Avant l'élection d'un nouveau directeur général
« Patrimoine commun de l'humanité »,
l'Organisation des Nations unies
pour l'éducation, la science
et la culture (Unesco) doit être défendue
et préservée.
C'est pourquoi, de l'intérieur, est
dénoncée la politique mise en œuvre
ces dix dernières années.
L'élection, ce mois-ci, d'un nouveau
directeur général revêt
une importance cruciale pour l'organisation.
Par Gabrielle Capla
C'est le 31 mai 2009, date de clôture
du dépôt des candidatures, qu'a
officiellement commencé l'élection
du prochain directeur général de
l'Organisation des Nations unies
pour l'éducation, la science
et la culture (Unesco).
Appelé à partir du 7 septembre à choisir
parmi neuf candidats, le Conseil exécutif
(lire « Trois instances ») recommandera aux
cent quatre-vingt-treize États membres
de la Conférence générale celle ou celui
qui sera élu pour succéder
au Japonais Matsuura Koichiro.
La lutte pour occuper ce poste prestigieux
fait rage entre les États ayant présenté
des candidats et les bureaucrates
les plus haut placés de l'organisation, attachés,
depuis leur bastion du Secrétariat,
à défendre ou à consolider leurs places.
La langue de bois qu'ils utilisent pour masquer
leurs intérêts ne peut occulter que la plupart
d'entre eux ont sacrifié, sous le magistère
de M. Matsuura (1999-2009),
les valeurs fondatrices de l'Unesco.
Initialement conçue en 1945 pour devenir
l'institution chargée de la veille intellectuelle
au sein du système des Nations unies,
cette organisation avait un objectif
des plus nobles : « Les guerres prenant
naissance dans l'esprit des hommes,
c'est dans l'esprit des hommes qu'il faut
élever les défenses de la paix. » Pour y parvenir,
ses fondateurs préconisaient l'intensification
des échanges libres en matière d'éducation,
de science, de culture et de communication,
afin d'atteindre une paix fondée
sur un « idéal démocratique »,
dans le respect de la diversité culturelle
de chaque pays.
Dans un monde en crise, l'acte constitutif
de l'Unesco demeure d'une étonnante actualité.

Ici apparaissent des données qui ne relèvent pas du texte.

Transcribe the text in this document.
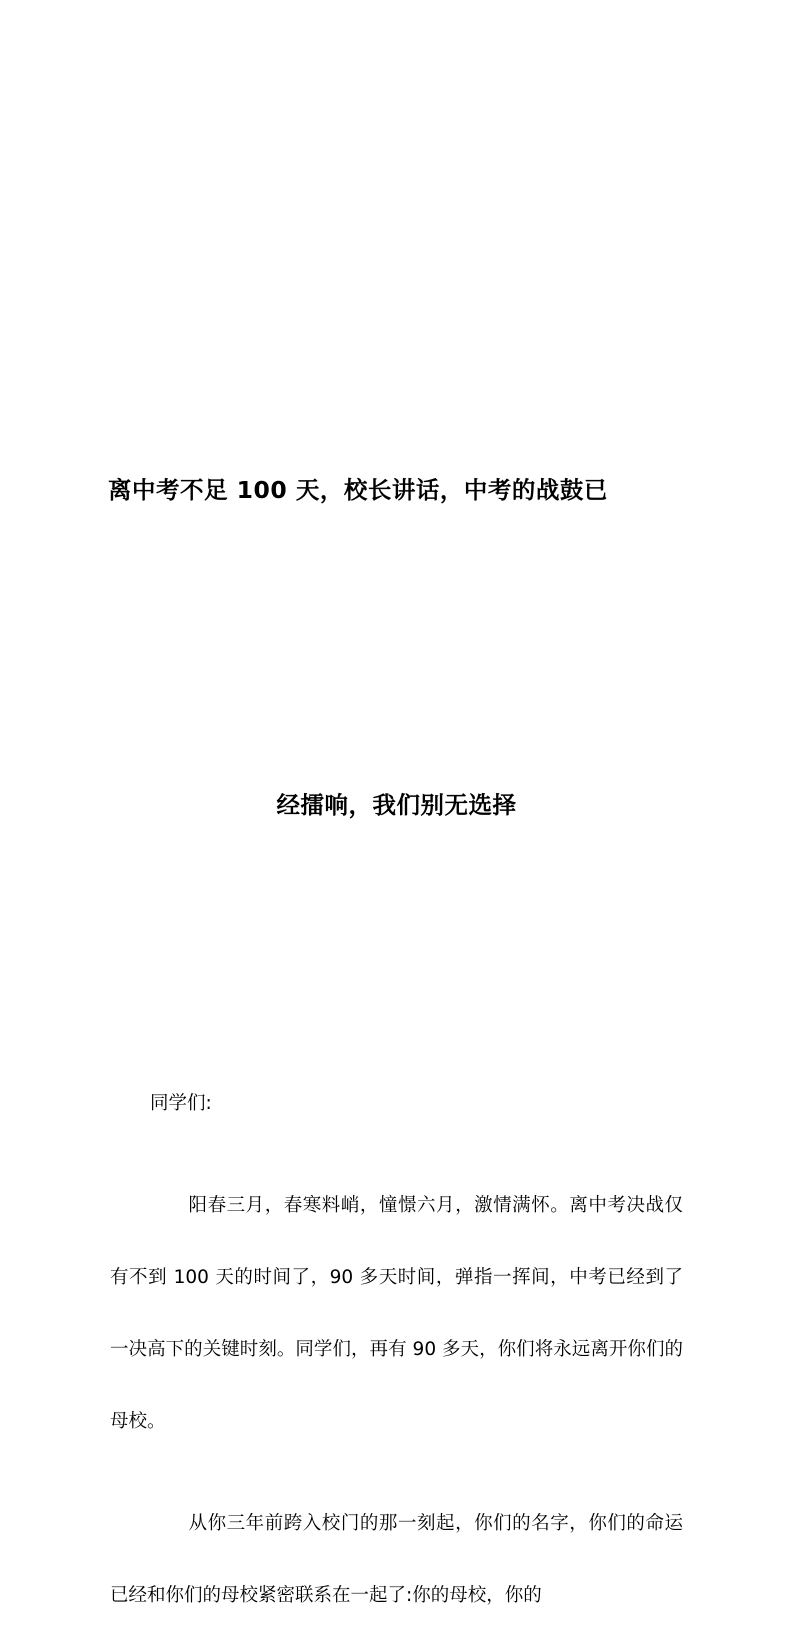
离中考不足 100 天，校长讲话，中考的战鼓已

经擂响，我们别无选择

同学们:

阳春三月，春寒料峭，憧憬六月，激情满怀。离中考决战仅有不到 100 天的时间了，90 多天时间，弹指一挥间，中考已经到了一决高下的关键时刻。同学们，再有 90 多天，你们将永远离开你们的母校。

从你三年前跨入校门的那一刻起，你们的名字，你们的命运已经和你们的母校紧密联系在一起了:你的母校，你的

Accusée, entre 1978 et 1980,
par la Heritage Foundation, un think tank
(« cercle de réflexion ») ultraconservateur américain,
d'abriter de dangereux communistes
en lieu et place d'intellectuels et
de Prix Nobel, l'Unesco a fait l'objet
de violentes critiques pendant la présidence
du républicain Ronald Reagan (1981-1989).
Furieux de voir un Africain — le Sénégalais
Mahtar M'Bow (1974-1987) — diriger l'Unesco,
et mécontents de son « excessive politisation (1) »,
les États-Unis avaient claqué la porte en 1984,
privant ainsi l'organisation, l'une des tribunes
internationales où les pays du tiers-monde
peuvent s'exprimer,
de 20 % de son budget ordinaire.
En septembre 2003, encouragés par
un directeur général « ami », M. Matsuura,
les États-Unis rentrent cependant à la maison
après dix-neuf ans d'absence, reconnaissant
les « progrès considérables que
l'Unesco [a] faits pour se réformer (2) ».
Pressé par ailleurs d'intégrer l'institution
à un moment où l'Organisation
des Nations unies (ONU) refuse d'approuver
les visées guerrières de M. George W. Bush en Irak,
Washington déclare vouloir revenir à l'Unesco
« pour marquer [son] engagement en faveur
de la dignité humaine (3) ».
Dès son retour, Washington s'oppose à l'adoption
de la déclaration et de la convention sur
le patrimoine culturel immatériel (4)
et entrave l'élaboration de la convention
pour la protection et la promotion de la diversité
des expressions culturelles.
Finalement adoptée en octobre 2005,
celle-ci entrera en vigueur le 18 mars 2007.
Vantant les « habiles qualités de leadership »
de M. Matsuura, Mme Louise Oliver, ambassadrice
américaine auprès de l'Unesco, n'en regrette pas
moins que « son pays [n'ait] pas le droit de veto,
comme au Conseil de sécurité
des Nations unies (5) ».
Washington reprochait en son temps
à M. M'Bow de « gérer à l'africaine
une organisation dans laquelle
le manque total de transparence
des dépenses, le laxisme (...) empêchent
de savoir où l'on est (6) ».
Après dix années de mandat de M. Matsuura,
qu'en est-il, en réalité, du bilan
de cette « réforme » tant saluée par les États-Unis ?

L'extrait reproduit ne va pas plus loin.